East Asia’s Rise to Tennis Prominence

As the 2011 installment of the French open came to a conclusion, there were three stories that captured people's attention. One of which was Roger Federer proving that he isn't over the hill just yet, as he ended the 43-match winning streak of Novak Djokovic. Another story was Rafael Nadal capturing his sixth Roland Garros title, equalling Bjorn Borg's record. Yet the story that may well have a more lasting impact was that of Li Na's victory in the women's final against Francesa Schiavone.

Li became the first-ever Chinese player to win a major title and talk has begun as to whether China will eventually become a tennis powerhouse. The journey for Li herself has been a long one given that she is 29-years-old and she only reached her first slam final earlier this year at the Australian Open. Her journey to the top has been somewhat fragmented because of injuries and taking some time out in order to complete a journalism course at university.

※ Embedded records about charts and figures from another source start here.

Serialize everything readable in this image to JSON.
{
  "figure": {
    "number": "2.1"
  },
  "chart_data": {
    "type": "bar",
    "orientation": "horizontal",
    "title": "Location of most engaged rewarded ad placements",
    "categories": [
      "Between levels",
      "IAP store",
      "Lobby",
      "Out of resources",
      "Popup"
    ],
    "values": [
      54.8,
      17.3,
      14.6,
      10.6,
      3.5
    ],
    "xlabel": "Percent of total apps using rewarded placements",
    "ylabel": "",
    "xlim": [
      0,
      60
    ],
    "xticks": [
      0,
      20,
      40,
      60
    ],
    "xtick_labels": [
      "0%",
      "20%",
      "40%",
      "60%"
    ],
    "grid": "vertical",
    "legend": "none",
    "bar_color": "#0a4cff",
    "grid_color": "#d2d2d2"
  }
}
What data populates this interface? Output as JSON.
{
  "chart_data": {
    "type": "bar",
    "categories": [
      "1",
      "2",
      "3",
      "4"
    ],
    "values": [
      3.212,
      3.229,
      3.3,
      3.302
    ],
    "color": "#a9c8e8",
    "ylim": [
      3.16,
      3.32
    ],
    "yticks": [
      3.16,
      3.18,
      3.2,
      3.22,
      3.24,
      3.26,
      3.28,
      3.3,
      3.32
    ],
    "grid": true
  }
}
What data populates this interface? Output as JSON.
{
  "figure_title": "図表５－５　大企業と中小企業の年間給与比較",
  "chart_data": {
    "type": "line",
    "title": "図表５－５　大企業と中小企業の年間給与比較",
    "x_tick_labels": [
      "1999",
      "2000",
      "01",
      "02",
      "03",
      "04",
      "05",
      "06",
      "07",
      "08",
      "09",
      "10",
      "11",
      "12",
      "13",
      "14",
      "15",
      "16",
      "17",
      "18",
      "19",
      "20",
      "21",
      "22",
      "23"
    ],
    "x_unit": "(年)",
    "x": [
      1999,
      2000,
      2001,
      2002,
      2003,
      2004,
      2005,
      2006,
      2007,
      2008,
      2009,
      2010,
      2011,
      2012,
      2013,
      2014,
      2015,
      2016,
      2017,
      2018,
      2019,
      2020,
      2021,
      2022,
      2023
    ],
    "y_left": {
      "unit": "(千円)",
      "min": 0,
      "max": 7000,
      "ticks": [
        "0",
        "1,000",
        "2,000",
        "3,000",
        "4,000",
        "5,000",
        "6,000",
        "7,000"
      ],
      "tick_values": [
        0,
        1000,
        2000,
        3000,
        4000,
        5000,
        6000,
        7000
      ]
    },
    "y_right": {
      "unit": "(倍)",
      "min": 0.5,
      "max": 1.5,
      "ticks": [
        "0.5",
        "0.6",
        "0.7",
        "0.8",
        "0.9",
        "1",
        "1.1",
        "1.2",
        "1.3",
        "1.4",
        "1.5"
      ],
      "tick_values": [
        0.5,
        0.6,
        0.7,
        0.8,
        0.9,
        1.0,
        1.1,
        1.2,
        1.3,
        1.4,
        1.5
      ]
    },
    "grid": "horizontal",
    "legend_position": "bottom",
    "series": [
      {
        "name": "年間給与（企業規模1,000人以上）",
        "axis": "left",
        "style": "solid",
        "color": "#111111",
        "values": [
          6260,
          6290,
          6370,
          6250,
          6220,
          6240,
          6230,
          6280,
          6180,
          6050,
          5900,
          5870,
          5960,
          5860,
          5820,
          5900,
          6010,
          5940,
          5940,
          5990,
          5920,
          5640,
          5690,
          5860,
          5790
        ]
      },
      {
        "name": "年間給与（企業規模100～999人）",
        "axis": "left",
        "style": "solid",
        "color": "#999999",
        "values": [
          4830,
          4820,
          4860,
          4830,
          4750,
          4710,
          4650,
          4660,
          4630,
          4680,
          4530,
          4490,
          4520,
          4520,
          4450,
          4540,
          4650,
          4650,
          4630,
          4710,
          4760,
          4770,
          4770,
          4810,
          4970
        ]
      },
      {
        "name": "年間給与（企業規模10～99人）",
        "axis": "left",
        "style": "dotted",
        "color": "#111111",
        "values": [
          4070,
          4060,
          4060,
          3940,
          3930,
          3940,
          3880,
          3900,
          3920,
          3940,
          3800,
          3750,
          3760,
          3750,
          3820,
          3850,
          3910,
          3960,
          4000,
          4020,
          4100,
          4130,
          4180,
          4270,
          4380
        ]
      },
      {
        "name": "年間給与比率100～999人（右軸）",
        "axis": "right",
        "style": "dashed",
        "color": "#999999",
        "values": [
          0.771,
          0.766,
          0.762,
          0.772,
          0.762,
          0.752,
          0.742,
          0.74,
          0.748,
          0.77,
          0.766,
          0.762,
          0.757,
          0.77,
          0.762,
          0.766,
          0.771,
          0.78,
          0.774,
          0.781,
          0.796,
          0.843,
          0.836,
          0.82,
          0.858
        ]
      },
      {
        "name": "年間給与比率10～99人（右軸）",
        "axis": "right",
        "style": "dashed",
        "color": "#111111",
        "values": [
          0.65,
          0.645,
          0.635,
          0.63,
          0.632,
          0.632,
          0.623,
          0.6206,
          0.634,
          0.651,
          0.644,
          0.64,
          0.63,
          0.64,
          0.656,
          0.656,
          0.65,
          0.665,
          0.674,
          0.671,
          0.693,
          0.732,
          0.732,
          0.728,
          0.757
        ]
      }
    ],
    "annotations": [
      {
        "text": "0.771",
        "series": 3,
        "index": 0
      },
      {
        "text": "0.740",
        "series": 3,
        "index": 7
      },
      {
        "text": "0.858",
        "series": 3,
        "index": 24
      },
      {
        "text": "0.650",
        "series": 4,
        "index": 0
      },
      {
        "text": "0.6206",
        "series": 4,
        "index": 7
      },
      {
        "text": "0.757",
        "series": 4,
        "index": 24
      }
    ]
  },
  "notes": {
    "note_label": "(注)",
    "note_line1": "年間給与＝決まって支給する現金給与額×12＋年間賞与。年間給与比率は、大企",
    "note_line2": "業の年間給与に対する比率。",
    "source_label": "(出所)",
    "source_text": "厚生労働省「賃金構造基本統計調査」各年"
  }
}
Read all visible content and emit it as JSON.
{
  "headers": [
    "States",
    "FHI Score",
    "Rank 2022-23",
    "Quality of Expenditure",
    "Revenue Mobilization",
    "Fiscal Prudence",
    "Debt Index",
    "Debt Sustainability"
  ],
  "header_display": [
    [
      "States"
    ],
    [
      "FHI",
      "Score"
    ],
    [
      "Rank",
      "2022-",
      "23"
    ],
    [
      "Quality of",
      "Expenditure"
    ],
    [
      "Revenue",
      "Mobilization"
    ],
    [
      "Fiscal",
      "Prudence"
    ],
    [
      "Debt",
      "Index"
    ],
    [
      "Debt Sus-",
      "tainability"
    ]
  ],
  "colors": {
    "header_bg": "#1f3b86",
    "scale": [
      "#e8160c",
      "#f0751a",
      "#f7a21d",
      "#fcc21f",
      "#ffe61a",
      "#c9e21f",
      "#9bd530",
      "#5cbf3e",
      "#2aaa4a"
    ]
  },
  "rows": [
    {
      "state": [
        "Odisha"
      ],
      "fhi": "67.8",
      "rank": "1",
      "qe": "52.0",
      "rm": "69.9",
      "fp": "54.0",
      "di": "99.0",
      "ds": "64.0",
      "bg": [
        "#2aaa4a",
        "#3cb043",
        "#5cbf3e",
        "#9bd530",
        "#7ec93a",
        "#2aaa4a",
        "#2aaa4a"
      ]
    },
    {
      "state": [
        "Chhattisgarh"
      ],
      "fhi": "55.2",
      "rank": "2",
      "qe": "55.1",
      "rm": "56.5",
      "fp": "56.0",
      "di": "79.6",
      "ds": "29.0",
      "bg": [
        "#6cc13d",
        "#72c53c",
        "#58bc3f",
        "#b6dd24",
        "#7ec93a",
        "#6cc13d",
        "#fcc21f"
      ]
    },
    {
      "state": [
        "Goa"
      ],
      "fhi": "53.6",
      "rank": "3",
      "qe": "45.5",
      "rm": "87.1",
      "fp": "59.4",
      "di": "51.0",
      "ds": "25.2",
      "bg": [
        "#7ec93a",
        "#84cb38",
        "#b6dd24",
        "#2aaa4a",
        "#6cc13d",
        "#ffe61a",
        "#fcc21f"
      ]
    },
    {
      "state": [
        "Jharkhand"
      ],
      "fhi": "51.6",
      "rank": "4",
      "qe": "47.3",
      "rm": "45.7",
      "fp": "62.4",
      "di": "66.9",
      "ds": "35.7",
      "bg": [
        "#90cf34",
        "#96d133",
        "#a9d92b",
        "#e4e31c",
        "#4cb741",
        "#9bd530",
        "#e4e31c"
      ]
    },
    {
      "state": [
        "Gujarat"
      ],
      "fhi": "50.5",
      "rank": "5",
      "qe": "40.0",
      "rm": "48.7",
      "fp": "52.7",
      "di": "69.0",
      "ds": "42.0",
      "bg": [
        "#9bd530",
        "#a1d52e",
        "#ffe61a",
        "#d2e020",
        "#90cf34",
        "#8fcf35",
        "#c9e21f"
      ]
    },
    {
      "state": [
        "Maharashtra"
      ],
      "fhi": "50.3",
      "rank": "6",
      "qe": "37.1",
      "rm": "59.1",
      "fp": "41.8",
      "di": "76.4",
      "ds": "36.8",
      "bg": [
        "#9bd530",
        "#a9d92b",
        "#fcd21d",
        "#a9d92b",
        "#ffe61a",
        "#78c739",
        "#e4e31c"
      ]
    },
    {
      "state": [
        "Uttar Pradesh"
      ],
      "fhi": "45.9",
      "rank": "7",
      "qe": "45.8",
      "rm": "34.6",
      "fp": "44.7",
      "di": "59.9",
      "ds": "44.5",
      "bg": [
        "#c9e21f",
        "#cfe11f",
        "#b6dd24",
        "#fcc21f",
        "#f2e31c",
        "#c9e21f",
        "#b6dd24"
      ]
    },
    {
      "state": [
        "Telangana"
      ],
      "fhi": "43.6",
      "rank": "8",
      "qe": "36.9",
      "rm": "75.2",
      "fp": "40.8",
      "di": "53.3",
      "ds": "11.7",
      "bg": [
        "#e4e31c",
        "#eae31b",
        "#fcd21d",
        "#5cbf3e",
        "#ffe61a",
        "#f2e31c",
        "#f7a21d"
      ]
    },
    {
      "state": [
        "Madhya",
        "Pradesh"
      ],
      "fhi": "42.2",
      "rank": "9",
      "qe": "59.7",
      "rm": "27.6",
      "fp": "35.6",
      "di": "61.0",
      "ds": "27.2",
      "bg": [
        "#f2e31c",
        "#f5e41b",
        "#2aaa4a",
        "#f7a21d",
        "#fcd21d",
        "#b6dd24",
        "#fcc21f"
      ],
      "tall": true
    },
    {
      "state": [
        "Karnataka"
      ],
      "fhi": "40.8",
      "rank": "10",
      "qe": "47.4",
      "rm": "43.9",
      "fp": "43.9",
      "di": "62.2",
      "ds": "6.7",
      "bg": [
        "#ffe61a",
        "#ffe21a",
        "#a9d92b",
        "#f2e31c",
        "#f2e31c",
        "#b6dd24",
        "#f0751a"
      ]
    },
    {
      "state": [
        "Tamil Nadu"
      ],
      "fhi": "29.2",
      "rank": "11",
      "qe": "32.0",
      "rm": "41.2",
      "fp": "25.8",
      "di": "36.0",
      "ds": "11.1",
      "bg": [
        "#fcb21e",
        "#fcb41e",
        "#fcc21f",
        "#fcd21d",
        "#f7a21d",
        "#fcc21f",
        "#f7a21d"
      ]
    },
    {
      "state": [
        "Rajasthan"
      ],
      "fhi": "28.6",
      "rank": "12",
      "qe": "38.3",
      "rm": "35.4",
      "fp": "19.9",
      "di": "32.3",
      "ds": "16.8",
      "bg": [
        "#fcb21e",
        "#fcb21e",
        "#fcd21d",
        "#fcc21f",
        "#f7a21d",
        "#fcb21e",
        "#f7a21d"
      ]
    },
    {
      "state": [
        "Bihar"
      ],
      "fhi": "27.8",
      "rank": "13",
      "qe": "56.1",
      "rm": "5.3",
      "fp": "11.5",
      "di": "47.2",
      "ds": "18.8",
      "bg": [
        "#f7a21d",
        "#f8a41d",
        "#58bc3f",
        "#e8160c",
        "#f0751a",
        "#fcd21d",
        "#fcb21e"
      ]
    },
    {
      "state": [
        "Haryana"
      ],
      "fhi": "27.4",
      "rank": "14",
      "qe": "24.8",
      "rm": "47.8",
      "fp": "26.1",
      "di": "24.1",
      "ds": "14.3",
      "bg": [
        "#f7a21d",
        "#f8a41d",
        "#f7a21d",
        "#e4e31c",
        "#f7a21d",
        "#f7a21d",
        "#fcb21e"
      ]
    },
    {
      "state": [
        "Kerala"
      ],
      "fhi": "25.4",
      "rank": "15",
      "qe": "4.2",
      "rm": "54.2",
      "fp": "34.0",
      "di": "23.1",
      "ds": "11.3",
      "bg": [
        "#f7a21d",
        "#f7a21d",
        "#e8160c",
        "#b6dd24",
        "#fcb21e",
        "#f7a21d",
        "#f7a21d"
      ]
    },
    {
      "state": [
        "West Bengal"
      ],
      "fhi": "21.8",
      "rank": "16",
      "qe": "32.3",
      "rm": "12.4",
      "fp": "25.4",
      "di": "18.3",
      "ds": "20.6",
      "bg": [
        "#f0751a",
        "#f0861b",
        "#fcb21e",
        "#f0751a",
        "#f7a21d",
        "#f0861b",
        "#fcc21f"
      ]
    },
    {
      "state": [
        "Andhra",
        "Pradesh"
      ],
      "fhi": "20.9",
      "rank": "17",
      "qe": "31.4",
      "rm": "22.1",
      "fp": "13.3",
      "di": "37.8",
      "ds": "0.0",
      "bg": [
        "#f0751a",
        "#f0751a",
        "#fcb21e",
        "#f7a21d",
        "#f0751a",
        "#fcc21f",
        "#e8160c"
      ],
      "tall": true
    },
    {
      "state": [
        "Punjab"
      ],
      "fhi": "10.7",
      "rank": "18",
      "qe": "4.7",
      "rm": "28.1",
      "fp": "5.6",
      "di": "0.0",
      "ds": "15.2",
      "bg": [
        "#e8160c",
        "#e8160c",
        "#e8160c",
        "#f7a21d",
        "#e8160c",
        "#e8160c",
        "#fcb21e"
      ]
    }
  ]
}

Li isn't the only Chinese that has been making in-roads in the women's game. China currently has four players in the top 100, including Li, who has moved up to No. 4. Elsewhere, there is Shuai Peng, ranked No. 20, who despite never having won a singles tournament other than winning gold at the 2010 Asian Games, is having her best year to date. Shuai Zhang occupies No. 76, whilst Zheng Jie is No. 80, though Zheng has been a semifinalist at Wimbledon and the Australian Open, as well as winning doubles titles at both of those events with her compatriot, Yan Zi.

The Chinese men, however, aren't doing quite so well. Their highest ranked player is Yan Bai at No. 348.

Perhaps the effect Li's win will have in China is overstated, but it's hard to believe that out of the 1.3 billion Chinese people, not one was inspired to go and hit a tennis ball after witnessing Li make history.

China's rise in tennis is by no means an isolated occurrence in the world of "western" sport. East Asian nations have been making waves in sport for a few years now. In 2002, Japan and South Korea hosted the FIFA World Cup and South Korea finished in fourth place at that tournament. In golf, South Korea's K.J. Choi is a perennial challenger in major tournaments and his fellow countryman, Y.E. Yang, became the first Asian player to win a major when he won the 2009 PGA Championship.

East Asians have long been at the top of most cue sports, such as 9-ball pool, but now numerous Chinese players are breaking through and winning some of snooker's top tournaments. In fact, snooker is now so popular in China that it now hosts one of the very few ranking tournaments on the snooker calendar.

One thing that immediately leaps to mind when thinking about East Asian sportspeople is their work ethic. Soccer teams like South Korea, North Korea, and Japan are all organized outfits that will run for the full 90 minutes. This mentality may be demonstrated best in Ji-Sung Park, a midfielder at Manchester United. It is also a trait that is obviously present in Li. To continually strive to better yourself, even at an age when most players' careers take a downward trajectory, speaks volumes about her personality and desire to work. Her work ethic is also clear on court, as she is a battler that rarely gives up on a ball.

Besides work ethic, they also appear to be mentally strong, thus they rarely get flustered or collapse under the pressure. K.J. Choi tends to quietly go about his business with par after par and whilst he hasn't won a major title, it's not because he has choked, rather his opponents have just been that little bit better.

It's hard to say whether China, or indeed East Asia, will take the tennis world by storm, but the necessary tools are in place and even if this is as good as it gets for China, then they have a lot to be proud of. Li is just what the women's game needs right now. In a game dominated by power-hitting with very little thought, Li is a breath of fresh air with her variety of shots and great personality, which comes to the fore in post-match interviews. She may not shape the future of tennis, but she has certainly shaped the present and for that, we are grateful.

Comments and Conversation

June 14, 2011

Mert Ertunga:

Very informative Luke. Strange about the gap between Chinese women and men’s success on the Tour.